Privacy-Preserving Federated Learning with Adaptive Model Aggregation for Efficient Vehicle-to-Vehicle (V2V) Communication in Intelligent Transportation Systems
Author(s) -
Hassam Ahmed Tahir,
Walaa Alayed,
Waqar Ul Hassan
Publication year - 2025
Publication title -
ieee access
Language(s) - English
Resource type - Magazines
SCImago Journal Rank - 0.587
H-Index - 127
eISSN - 2169-3536
DOI - 10.1109/access.2025.3618999
Subject(s) - aerospace , bioengineering , communication, networking and broadcast technologies , components, circuits, devices and systems , computing and processing , engineered materials, dielectrics and plasmas , engineering profession , fields, waves and electromagnetics , general topics for engineers , geoscience , nuclear engineering , photonics and electrooptics , power, energy and industry applications , robotics and control systems , signal processing and analysis , transportation
Intelligent Transportation Systems (ITS) demand robust privacy-preserving frameworks that maintain efficiency and adaptability in dynamic Vehicle-to-Vehicle (V2V) networks.
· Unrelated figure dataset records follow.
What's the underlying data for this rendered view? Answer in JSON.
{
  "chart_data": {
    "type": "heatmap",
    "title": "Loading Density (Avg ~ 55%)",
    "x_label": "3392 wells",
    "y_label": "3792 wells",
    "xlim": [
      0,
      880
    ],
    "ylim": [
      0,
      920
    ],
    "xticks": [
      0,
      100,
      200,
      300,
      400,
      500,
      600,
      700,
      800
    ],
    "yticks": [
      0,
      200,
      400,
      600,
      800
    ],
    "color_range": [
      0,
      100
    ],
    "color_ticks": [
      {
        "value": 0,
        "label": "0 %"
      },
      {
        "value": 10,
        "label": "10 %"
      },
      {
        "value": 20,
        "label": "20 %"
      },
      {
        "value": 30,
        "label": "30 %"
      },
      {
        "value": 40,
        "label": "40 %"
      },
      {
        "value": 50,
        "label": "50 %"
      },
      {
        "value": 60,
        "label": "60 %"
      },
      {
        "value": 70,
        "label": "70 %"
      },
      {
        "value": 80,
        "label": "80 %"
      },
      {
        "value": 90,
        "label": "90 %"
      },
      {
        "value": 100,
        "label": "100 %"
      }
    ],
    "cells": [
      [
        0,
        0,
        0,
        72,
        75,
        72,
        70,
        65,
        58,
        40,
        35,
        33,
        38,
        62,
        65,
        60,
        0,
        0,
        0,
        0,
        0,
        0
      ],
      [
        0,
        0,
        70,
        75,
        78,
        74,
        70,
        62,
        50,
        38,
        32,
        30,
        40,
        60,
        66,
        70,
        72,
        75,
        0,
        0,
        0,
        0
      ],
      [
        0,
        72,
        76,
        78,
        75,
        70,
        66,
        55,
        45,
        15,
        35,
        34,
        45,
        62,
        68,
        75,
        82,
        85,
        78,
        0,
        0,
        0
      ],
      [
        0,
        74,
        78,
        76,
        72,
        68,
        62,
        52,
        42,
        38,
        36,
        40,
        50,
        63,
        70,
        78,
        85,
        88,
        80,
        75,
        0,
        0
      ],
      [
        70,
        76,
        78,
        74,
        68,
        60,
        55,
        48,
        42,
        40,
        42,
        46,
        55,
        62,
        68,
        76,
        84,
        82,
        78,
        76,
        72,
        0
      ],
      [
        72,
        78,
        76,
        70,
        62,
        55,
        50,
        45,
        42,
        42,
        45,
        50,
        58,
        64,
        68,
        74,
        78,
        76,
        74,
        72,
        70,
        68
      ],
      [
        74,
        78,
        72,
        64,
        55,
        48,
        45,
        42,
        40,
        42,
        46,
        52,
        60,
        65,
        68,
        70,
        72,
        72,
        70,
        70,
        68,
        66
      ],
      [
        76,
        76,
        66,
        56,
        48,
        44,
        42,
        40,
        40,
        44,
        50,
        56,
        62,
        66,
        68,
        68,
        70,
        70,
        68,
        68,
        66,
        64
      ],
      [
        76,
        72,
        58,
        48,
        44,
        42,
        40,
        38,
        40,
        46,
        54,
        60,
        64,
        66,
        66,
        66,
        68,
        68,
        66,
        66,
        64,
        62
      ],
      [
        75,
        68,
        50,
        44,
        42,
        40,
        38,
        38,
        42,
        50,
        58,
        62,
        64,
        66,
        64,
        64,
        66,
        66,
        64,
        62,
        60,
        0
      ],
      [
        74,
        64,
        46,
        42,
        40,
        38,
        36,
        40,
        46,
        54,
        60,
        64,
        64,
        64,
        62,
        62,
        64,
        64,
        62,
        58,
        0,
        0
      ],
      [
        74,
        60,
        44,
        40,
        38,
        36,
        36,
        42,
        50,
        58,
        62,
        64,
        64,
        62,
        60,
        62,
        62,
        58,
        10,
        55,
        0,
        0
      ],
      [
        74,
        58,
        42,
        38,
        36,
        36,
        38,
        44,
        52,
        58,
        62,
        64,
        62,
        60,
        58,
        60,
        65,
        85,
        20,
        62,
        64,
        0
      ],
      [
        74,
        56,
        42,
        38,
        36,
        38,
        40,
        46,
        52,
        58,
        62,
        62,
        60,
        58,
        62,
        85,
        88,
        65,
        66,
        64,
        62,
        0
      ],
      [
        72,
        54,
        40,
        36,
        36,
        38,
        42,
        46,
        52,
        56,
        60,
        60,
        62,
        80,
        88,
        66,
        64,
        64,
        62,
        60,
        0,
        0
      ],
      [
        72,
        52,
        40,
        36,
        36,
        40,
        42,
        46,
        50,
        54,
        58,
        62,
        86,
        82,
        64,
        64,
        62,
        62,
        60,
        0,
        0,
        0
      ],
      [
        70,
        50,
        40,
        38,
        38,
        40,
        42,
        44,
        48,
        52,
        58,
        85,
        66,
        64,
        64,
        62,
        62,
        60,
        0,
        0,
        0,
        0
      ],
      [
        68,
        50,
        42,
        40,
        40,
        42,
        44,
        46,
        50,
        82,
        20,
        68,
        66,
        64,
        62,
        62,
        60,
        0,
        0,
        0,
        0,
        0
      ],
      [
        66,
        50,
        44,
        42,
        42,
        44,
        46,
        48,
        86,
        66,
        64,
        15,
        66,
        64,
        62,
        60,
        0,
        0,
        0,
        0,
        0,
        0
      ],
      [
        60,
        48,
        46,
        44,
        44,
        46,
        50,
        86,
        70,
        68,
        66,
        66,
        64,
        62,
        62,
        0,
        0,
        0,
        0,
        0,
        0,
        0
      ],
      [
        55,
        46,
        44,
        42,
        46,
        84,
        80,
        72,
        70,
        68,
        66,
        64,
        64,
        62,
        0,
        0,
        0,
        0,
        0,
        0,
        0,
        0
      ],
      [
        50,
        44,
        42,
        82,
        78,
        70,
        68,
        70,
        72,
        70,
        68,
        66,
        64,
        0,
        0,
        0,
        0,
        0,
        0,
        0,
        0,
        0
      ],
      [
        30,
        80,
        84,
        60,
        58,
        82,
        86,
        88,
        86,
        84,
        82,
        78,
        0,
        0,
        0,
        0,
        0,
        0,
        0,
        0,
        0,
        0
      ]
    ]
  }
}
Conventional federated learning (FL) approaches falter under non-IID data distributions, adversarial threats, and rapidly changing traffic conditions. This paper introduces FLAA-V2V, a novel FL framework that addresses these challenges through three key innovations: (1) A reinforcement learning-based adaptive aggregation engine dynamically weights vehicle contributions using context-aware metrics (data quality, network stability), reducing communication overhead by 23% versus FedAvg; (2) A hierarchical privacy mechanism combining Local Differential Privacy (LDP) and Lightweight Homomorphic Encryption (LHE) secures V2V exchanges while achieving 92.3% collision-avoidance F1-score under attacks; and (3) A meta-learning drift detector with Kolmogorov-Smirnov validation and gradient compensation reduces accuracy degradation by 18.7% in non-stationary environments. Evaluated on 200+ autonomous vehicles, FLAA-V2V sustains sub-300ms latency at 95% density and demonstrates 16.1% higher adversarial resilience than state-of-the-art FL baselines. This framework establishes a new paradigm for secure, adaptive federated learning in mission-critical ITS applications.